To do this, we first need to create a vector with the names of all the Excel sheets to pass as an argument to map_df()
. To show how this works, I’m going to start by just using the first three sheets of my Excel file containing the data from 2017-2015.
recent_station_sheets <- paste(seq(from = 2015, to = 2017, by = 1),
rep("Entry & Exit", 3),
sep = " ")
Then, we simply pass the list of sheets, and the cleaning function to map_df()
.
station_flow <- map_df(recent_station_sheets, clean_sheets)
station_flow %>%
head(5) %>%
regulartable() %>%
autofit()
nlc | Station | Borough | Note | Entry + Exit_million | flow_direction | day_type | daily_passengers | year |
500 | Acton Town | Ealing | 6.235045 | Entry | Weekday | 9861 | 2015 | |
502 | Aldgate | City of London | 7.527810 | Entry | Weekday | 13645 | 2015 | |
503 | Aldgate East | Tower Hamlets | 12.839311 | Entry | Weekday | 20579 | 2015 | |
505 | Alperton | Brent | 3.205455 | Entry | Weekday | 4945 | 2015 | |
506 | Amersham | Chiltern | 2.287149 | Entry | Weekday | 3680 | 2015 |
Giving us all the data from 2017-2015 in one clean, tidy dataframe!

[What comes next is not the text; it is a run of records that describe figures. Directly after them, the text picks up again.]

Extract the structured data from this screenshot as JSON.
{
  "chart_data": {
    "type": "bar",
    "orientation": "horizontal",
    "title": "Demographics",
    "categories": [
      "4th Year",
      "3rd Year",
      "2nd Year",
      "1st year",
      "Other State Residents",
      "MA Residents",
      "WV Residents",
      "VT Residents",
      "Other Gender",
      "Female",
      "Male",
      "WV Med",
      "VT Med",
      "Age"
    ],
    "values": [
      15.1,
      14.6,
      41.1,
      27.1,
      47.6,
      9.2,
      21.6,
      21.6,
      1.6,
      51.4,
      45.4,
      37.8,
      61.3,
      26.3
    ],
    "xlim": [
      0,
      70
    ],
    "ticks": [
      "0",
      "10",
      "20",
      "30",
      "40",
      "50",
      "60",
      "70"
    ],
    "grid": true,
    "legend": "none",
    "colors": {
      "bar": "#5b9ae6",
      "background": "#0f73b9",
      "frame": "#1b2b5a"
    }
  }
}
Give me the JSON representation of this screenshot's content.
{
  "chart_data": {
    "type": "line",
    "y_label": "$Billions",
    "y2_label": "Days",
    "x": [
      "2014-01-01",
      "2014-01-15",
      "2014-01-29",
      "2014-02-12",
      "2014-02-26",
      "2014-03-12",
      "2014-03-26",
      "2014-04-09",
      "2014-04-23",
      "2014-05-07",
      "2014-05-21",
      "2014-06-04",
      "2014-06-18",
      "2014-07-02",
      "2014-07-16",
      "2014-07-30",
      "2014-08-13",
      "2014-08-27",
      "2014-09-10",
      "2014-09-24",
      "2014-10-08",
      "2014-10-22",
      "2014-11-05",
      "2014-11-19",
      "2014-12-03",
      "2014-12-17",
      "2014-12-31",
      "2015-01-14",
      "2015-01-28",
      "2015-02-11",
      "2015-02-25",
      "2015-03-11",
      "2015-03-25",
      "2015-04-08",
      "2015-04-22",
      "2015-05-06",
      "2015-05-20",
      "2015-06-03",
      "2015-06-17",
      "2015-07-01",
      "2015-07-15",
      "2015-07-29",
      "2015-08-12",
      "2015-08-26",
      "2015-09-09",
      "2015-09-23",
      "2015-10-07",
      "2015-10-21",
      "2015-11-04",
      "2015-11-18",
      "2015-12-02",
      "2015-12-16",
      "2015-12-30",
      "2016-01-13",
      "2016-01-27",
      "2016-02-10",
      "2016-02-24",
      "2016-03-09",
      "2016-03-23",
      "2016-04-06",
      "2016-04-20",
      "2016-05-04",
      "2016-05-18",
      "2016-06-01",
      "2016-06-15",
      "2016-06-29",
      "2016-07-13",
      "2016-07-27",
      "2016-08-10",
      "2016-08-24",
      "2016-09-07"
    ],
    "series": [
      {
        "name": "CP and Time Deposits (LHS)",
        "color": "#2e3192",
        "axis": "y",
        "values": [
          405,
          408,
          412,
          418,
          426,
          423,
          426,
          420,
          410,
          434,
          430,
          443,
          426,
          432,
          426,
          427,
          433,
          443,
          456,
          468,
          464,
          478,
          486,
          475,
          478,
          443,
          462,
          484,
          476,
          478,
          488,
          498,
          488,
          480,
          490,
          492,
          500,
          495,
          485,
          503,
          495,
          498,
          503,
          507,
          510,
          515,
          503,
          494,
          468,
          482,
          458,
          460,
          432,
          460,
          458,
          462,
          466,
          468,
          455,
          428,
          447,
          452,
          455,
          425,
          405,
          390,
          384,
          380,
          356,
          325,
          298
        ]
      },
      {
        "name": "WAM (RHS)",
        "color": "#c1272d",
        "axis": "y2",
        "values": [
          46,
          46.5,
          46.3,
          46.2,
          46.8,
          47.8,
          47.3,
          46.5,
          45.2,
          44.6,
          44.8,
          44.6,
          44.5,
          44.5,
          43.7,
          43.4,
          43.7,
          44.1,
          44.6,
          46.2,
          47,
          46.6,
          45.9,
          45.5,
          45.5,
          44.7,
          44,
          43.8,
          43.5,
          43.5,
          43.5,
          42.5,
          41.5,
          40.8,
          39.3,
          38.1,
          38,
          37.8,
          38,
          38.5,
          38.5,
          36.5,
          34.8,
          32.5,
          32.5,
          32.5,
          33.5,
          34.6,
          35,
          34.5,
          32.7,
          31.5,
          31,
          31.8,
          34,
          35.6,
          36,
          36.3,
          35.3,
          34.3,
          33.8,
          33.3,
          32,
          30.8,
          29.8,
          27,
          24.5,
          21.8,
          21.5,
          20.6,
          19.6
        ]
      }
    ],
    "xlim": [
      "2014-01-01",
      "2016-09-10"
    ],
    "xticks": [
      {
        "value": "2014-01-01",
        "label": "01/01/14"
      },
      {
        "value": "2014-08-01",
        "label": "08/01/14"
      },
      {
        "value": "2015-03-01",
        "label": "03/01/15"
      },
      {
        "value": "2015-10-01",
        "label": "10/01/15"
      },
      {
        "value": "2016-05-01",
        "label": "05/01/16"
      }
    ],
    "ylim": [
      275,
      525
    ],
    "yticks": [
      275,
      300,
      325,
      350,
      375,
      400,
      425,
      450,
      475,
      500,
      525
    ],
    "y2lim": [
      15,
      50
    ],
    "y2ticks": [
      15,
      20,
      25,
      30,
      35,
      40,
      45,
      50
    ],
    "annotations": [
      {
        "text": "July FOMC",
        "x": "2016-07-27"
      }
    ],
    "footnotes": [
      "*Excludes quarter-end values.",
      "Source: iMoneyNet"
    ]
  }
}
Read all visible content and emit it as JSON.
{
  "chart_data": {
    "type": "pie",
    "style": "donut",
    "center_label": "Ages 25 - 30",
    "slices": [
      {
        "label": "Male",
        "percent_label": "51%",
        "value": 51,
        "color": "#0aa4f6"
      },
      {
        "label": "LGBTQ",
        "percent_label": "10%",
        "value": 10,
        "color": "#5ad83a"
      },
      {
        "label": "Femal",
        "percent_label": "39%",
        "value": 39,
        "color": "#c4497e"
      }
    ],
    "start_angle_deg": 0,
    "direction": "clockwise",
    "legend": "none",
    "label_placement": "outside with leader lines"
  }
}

Now that we know the method works, we can apply the cleaning function to all 11 sheets at once:
# vector with the names of all 11 sheets
station_sheets <- paste(seq(from = 2007, to = 2017, by = 1),
rep("Entry & Exit", 10),
sep = " ")
station_flow <- map_df(station_sheets, clean_sheets)
## Error: Sheet 13 has 10 columns (10 unskipped), but `col_names` has length 11.
Except… we get an error! So what’s going wrong?
4. Unequal Numbers of Columns Across Sheets
A bit of detective work reveals that the “borough” variable is missing from the all the Excel sheets prior to 2015.
This is why the previous step broke. In the previous cleaning function, we told R to use the col_names
vector as the column names when reading in the Excel sheets. This works for the most recent sheets, which have 11 columns - the same as the length of the col_names
vector. But, this breaks when we get to the 2014 sheet, which only has 10 columns.
To get around this problem, we need to make a few adjustments to our function.
# select just names for the 8 columns we need
col_names <- col_names[c(1, 2, 5, 6, 7, 8, 9, 10)]
col_names[9] <- "year"
clean_sheets <- function(sheet) {
year <- str_sub(sheet, 1, 4)
tbl <- read_excel(
"../../resources/tube-station-visits/station-entry-and-exit-figures.xlsx",
sheet = sheet,
skip = 6) %>%
select(nlc,
Station,
contains("day") # select any col containing "day"
) %>%
mutate(year = year)
colnames(tbl) <- col_names
tbl
}
This time, I’m not passing the col_names
vector in as the column names when I first read in the sheets. Instead, I read in the sheets using the bottom row of column titles.
Then, I remove any columns that I don’t need, including the offending “borough” column. Instead, I select just the columns I want, meaning that each sheet will have the same number of columns.
At this point, I can modify the column names to those in our col_names
vector.
With this new and improved function, we can run map_df()
again…
station_flow <- map_df(station_sheets, clean_sheets)
station_flow %>%
head(5) %>%
regulartable() %>%
autofit()
nlc | Station | Entry_Weekday | Entry_Saturday | Entry_Sunday | Exit_Weekday | Exit_Saturday | Exit_Sunday | year |
500 | Acton Town | 9205 | 6722 | 4427 | 8899 | 6320 | 4304 | 2007 |
502 | Aldgate | 9887 | 2191 | 1484 | 10397 | 2587 | 1772 | 2007 |
503 | Aldgate East | 12820 | 7040 | 5505 | 12271 | 6220 | 5000 | 2007 |
505 | Alperton | 4611 | 3354 | 2433 | 4719 | 3450 | 2503 | 2007 |
506 | Amersham | 4182 | 1709 | 1004 | 3938 | 1585 | 957 | 2007 |
Et voila! A nice tidy dataframe eagerly awaiting some plots and analysis.